売上高:420億円(修正前)→380億円(修正後)
営業利益:21億円(同上)→6億円(同上)
経常利益:20億円(同上)→8億円(同上)
最終損益:11億円(同上)→マイナス4億円(同上)
通期で赤字になれば、2期ぶりのことだ。前期は10億900万円の黒字に転換していただけに、株主の落胆は大きいだろう。しかし今期の業績悪化は、不可抗力の「台風」と「新型コロナウイルス」が主な要因だ。決して自社店舗の運営力が落ちたわけではない。
現役の要因を詳しく見ていこう。
減益の要因①:台風19号で被害――工場の停止、店舗の臨時休業など
幸楽苑の減益要因の1つは、2019年10月の台風19号だ。この台風での水害によって幸楽苑の郡山工場は操業を停止し、この工場の管轄店舗が一時休業に追い込まれた。食材の供給停止で240店舗が臨時休業し、店舗の損壊によって休業に追い込まれた店舗も11店舗に及んだ。
操業再開や営業再開に向けた取り組みが、急ピッチで行われた。幸楽苑は10月12日に起きた川の氾濫による浸水被害を受けて、翌日の10月13日に緊急対策本部設置を設置。東京オフィスと工場をテレビ会議でつなぎ、社長を中心に課題を早期に明確化したことで、迅速な再開を実現した。
しかし、休業期間中のダメージは大きかった。台風19号は、売上高を少なくとも約10億円減少させたという。
減益の要因②:新型コロナウイルスの感染拡大――客数が急激に落ち込む
もう1つの減益要因は、新型コロナウイルスの感染拡大だ。幸楽苑は通期業績予想の修正に関するお知らせの中で、客数が2月中旬ごろから急速に落ち込んでいることを説明し、「3月はさらなる減収が見込まれる状況」と述べている。
幸楽苑に限ったことではないが、新型コロナウイルスは飲食業界に深刻なダメージを与えており、各社のキャッシュフローが懸念される。終息の見通しが立てばキャッシュをいくら確保する必要があるか予想できるが、今はそれさえ見えない状況だ。
幸楽苑は1月末、新型コロナウイルス感染症対策の一環で、来店客と従業員の感染リスクを軽減するための措置として、勤務中の店舗スタッフにマスク着用を推奨することと、従業員の出張を全面的に禁止することを発表している。

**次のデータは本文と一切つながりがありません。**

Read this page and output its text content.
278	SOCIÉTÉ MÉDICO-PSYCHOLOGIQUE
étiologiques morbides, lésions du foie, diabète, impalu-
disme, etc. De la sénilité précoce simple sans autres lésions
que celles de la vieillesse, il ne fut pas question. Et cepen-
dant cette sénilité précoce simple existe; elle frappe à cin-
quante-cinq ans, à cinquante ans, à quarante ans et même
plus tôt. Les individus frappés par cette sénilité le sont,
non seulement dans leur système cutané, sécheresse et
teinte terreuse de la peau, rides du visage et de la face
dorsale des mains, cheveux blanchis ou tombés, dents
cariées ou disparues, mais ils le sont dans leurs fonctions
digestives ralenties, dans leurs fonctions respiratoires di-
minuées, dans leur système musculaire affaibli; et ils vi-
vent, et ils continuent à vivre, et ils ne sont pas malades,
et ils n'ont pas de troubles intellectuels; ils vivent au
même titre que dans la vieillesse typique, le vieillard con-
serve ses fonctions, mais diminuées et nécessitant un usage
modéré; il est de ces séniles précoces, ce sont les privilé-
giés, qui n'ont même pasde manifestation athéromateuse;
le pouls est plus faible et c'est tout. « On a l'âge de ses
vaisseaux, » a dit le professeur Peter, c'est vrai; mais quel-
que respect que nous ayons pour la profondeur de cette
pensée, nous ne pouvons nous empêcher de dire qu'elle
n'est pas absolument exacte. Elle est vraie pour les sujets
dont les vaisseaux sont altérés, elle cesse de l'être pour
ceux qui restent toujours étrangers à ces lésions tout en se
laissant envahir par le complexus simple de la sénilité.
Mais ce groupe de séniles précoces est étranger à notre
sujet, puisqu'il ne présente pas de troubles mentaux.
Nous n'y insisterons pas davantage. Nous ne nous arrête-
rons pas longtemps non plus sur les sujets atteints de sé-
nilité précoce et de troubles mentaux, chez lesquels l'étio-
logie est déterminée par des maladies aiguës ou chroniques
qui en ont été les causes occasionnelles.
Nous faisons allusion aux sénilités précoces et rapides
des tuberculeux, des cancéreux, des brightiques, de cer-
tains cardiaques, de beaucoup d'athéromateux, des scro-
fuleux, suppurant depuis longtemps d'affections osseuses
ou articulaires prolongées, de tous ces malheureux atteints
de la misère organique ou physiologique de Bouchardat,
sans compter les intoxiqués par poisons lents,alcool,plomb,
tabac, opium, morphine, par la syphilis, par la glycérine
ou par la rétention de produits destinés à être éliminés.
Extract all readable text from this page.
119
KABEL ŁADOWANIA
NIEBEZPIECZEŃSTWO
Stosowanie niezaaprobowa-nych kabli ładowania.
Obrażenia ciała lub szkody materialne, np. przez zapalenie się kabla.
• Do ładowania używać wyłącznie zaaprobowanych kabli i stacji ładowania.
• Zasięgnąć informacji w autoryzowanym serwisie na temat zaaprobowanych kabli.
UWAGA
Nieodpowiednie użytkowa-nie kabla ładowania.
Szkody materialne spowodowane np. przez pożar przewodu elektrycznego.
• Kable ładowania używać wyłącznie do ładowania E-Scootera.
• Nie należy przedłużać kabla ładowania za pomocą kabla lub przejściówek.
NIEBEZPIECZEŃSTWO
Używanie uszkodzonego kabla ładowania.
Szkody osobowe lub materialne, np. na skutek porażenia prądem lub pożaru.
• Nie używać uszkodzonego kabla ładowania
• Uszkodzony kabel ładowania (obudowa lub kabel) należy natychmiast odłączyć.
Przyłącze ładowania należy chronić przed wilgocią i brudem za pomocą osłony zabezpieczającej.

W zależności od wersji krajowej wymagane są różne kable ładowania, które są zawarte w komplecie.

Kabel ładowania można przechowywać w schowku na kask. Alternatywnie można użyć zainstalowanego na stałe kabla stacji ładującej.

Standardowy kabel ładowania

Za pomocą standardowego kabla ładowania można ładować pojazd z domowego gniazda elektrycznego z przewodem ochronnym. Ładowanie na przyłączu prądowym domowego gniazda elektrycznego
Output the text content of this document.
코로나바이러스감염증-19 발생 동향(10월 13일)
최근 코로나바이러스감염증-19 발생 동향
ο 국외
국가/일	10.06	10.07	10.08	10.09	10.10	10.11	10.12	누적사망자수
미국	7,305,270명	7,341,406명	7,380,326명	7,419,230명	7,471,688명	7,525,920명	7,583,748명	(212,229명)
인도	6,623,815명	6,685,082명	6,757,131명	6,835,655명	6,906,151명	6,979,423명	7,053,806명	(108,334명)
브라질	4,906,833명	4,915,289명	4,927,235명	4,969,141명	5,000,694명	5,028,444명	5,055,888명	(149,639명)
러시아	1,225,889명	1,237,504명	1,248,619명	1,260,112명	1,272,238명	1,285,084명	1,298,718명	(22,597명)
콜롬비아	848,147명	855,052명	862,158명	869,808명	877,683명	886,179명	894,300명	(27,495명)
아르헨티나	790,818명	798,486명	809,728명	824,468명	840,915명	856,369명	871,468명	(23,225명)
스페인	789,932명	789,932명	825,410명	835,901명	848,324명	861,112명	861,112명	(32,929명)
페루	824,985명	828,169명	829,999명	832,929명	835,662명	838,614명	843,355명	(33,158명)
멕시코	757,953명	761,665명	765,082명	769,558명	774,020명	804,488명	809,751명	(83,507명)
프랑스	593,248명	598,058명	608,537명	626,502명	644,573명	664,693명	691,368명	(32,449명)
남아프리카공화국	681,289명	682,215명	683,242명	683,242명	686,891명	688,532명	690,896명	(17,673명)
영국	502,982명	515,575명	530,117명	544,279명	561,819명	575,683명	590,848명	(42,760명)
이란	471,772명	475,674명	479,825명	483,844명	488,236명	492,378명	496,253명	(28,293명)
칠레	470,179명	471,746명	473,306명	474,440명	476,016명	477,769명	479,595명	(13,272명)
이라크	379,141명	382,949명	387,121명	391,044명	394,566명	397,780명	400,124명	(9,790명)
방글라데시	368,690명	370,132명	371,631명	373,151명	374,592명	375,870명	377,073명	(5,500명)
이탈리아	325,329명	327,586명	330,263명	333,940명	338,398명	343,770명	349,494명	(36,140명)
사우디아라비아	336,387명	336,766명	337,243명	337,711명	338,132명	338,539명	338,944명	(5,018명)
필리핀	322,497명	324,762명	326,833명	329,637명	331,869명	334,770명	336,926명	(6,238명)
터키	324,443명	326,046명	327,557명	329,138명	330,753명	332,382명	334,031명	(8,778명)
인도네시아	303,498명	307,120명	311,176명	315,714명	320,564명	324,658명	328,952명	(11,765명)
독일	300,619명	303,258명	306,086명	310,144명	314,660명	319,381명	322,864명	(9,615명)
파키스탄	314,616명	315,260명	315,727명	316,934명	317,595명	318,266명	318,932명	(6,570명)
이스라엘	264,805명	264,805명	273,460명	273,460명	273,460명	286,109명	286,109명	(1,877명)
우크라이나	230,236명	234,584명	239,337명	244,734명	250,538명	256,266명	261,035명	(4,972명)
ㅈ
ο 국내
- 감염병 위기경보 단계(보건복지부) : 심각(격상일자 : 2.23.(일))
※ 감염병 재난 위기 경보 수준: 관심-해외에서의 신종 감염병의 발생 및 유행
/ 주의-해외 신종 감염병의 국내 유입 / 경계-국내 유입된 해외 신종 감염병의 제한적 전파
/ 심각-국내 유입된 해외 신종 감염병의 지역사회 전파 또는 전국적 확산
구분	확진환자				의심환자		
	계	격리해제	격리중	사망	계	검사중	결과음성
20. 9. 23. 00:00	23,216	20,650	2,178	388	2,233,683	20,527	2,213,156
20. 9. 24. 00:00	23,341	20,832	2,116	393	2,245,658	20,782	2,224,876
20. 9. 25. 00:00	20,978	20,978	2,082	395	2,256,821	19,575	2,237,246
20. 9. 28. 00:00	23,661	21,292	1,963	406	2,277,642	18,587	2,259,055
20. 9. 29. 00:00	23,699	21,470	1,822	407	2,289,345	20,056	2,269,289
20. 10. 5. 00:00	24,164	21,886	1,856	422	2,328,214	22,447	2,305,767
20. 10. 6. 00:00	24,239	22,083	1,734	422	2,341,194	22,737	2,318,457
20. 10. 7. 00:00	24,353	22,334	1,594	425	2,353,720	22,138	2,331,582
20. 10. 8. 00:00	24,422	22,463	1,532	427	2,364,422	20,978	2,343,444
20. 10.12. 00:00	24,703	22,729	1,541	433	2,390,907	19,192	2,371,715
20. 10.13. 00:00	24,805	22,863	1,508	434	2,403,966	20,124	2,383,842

コロナ終息後、「収益重視型経営」で業績回復を果たせるか?
新型コロナウイルス問題が続く中では、なかなか攻めの戦略は打ちにくい。幸楽苑は、ただ手をこまねくしかないのだろうか。同社経営陣の今後の判断が注目されることになるだろう。
幸楽苑は収益改善に向けて低収益店舗の閉店に乗り出しており、こうした取り組みが新型コロナウイルスの終息後に結実し、同社の業績回復に寄与する可能性は十分ある。幸楽苑は、この取り組みを「収益重視型経営」(プロフィット・ドリブン)と呼んでいる。
新型コロナウイルス問題の終わりは見えないが、日本を代表する外食企業の底力に期待したいところだ。